What Becomes You, written by Raz and her son Aaron, who began life as a girl named Sarah, is a conversation between parent and child. When writing the poems for Trans, Raz began to understand that the experience itself belonged to Aaron, but that she still had her own unique experiences as a mother, for she raised Sarah. This was the basis of their collaboration in What Becomes You: “We had to speak to each other, try to understand each other in new and challenging ways. The book took us 10 years to write. It has been reissued this year in a new edition—with new readers’ notes—from the University of Nebraska Press (2021).”
As a woman, Raz had to fight all the way. When she became editor of the literary quarterly Prairie Schooner, she made sure that their contributors were diverse in every way she could think of. “In those days, women writers were few and far between in the quarterlies. And I was one of a very few women editors of a major journal,” she states.
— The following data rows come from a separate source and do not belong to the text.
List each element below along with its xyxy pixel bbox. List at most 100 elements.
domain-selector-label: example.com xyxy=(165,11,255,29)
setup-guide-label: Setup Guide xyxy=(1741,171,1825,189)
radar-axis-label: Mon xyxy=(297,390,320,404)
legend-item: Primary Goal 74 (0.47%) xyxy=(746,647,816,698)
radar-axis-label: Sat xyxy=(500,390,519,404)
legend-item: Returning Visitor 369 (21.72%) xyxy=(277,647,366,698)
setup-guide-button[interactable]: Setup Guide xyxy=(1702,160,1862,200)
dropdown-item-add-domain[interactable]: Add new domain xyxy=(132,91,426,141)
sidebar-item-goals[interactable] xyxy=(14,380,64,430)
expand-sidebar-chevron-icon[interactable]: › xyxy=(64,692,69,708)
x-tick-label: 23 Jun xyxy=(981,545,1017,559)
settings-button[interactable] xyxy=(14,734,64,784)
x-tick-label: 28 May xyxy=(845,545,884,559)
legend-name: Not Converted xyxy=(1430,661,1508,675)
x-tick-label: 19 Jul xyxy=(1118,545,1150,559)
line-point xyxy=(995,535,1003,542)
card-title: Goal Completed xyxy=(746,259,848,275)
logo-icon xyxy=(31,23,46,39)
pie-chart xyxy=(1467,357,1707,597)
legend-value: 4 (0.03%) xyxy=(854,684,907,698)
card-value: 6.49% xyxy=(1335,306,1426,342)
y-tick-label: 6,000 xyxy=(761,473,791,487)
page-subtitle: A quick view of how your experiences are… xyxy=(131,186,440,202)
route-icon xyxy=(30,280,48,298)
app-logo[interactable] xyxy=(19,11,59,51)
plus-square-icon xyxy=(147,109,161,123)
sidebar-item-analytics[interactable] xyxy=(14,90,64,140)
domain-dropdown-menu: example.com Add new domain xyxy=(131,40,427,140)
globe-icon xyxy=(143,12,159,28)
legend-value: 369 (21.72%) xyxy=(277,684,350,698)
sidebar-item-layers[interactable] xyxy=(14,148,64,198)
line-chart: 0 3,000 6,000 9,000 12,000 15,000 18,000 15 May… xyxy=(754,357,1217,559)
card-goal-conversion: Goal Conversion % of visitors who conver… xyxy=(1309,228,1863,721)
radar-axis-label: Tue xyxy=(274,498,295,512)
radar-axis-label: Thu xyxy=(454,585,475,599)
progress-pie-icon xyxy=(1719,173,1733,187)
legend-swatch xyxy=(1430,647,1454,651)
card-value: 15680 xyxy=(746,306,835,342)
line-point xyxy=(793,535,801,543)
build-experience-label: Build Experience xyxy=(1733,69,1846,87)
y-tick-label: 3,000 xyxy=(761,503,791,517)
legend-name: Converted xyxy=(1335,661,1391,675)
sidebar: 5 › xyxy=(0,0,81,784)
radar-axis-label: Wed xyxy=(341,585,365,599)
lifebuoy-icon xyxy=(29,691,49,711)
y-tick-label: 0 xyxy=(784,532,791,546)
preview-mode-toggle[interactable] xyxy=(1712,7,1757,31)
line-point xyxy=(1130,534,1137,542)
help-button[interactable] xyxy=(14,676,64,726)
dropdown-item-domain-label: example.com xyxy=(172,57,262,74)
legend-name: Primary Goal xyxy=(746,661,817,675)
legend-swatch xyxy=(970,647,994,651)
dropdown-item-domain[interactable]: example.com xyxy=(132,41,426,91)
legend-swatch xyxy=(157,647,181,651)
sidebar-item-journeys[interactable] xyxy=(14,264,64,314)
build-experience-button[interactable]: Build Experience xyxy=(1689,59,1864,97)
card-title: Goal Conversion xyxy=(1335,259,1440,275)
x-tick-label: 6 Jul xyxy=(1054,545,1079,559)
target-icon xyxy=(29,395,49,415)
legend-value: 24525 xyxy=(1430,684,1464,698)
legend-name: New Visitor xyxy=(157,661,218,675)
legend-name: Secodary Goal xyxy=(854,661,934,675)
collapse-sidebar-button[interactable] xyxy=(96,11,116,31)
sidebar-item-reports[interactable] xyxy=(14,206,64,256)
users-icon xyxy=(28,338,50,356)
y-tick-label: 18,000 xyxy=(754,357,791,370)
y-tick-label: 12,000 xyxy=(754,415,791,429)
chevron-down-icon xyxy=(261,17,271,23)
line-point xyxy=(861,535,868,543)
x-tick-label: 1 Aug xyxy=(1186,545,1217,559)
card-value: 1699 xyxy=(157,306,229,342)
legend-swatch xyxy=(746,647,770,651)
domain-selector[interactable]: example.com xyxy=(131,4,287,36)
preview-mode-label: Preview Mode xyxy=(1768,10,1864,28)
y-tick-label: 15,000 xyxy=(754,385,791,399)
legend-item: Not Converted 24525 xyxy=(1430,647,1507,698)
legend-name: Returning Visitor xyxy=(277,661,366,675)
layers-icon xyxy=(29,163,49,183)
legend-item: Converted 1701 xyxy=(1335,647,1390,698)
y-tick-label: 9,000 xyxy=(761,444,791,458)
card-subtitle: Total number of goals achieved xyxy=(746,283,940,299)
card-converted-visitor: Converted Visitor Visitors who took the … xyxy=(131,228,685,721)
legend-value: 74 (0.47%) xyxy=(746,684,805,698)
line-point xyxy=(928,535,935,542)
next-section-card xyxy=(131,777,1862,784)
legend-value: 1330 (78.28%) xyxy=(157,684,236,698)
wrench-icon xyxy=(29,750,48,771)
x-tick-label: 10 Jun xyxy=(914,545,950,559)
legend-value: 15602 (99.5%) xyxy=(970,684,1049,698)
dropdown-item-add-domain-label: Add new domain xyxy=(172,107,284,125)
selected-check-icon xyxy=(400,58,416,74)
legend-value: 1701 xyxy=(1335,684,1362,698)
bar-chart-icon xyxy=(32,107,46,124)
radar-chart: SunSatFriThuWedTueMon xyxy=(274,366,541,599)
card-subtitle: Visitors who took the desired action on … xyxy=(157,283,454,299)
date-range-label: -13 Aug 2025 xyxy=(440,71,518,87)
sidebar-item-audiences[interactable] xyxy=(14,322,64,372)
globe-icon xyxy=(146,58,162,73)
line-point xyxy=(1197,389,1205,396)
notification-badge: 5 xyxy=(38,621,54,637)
Many women of her generation have documented that same reality and so she struggled and worked hard to make a place for herself and for other women in the lives of her colleagues, students and other writers, as well as within the industry.
In the near future she plans to continue with poetry; she already has the better part of a new book on her computer. Aside from that, Raz would like to collaborate with her son Aaron again on a new project. “He’ll be coming to New Mexico in a couple of weeks to discuss options. And I’m an editor: part of the editorial staff of Bosque Press here in Albuquerque and Series Editor for the Mary Burritt Christiansen Poetry Series at the University of New Mexico Press. These editorial opportunities to bring unheard voices to new audiences make me happy.”